By default, this searches for any categories containing your search term: eg, Tudor will also find Tudors, Tudor History, etc. Check the 'exact' box to restrict searching to categories exactly matching your search. All searches are case-insensitive.

This is a search for tags/categories assigned to blog posts by their authors. The terminology used for post tags varies across different blog platforms, but WordPress tags and categories, Blogspot labels, and Tumblr tags are all included.

This search feature has a number of purposes:

1. to give site users improved access to the content EMC has been aggregating since August 2012, so they can look for bloggers posting on topics they're interested in, explore what's happening in the early modern blogosphere, and so on.

2. to facilitate and encourage the proactive use of post categories/tags by groups of bloggers with shared interests. All searches can be bookmarked for reference, making it possible to create useful resources of blogging about specific news, topics, conferences, etc, in a similar fashion to Twitter hashtags. Bloggers could agree on a shared tag for posts, or an event organiser could announce one in advance, as is often done with Twitter hashtags.

Caveats and Work in Progress

This does not search post content, and it will not find any informal keywords/hashtags within the body of posts.

If EMC doesn't find any <category> tags for a post in the RSS feed it is classified as uncategorized. These and any <category> 'uncategorized' from the feed are omitted from search results. (It should always be borne in mind that some bloggers never use any kind of category or tag at all.)

This will not be a 'real time' search, although EMC updates content every few hours so it's never very far behind events.

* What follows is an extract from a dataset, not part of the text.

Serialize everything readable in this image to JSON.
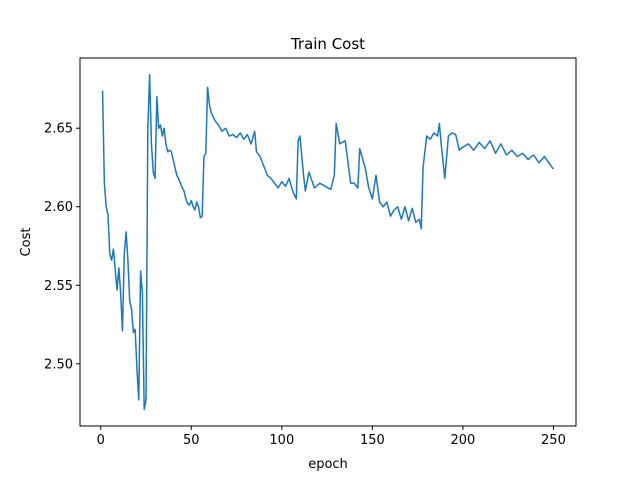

The search is at present quite basic and limited. I plan to add a number of more sophisticated features in the future including the ability to filter by blog tags and by dates. I may also introduce RSS feeds for search queries at some point.

Constructing Search Query URLs

If you'd like to use an event tag, it's possible to work out in advance what the URL will be, without needing to visit EMC and run the search manually (though you might be advised to check it works!). But you'll need to use URL encoding as appropriate for any spaces or punctuation in the tag (so it might be a good idea to avoid them).

This is the basic structure:

http://emc.historycarnival.org/searchcat?s={search term or phrase}

For example, the URL for a simple search for categories containing London:

http://emc.historycarnival.org/searchcat?s=london

The URL for a search for the exact category Gunpowder Plot:

http://emc.historycarnival.org/searchcat?s=Gunpowder%20Plot&exact=on

In this more complex URL, %20 is the URL encoding for a space between words and &exact=on adds the exact category requirement.

I'll do my best to ensure that the basic URL construction (searchcat?s=...) is stable and persistent as long as the site is around.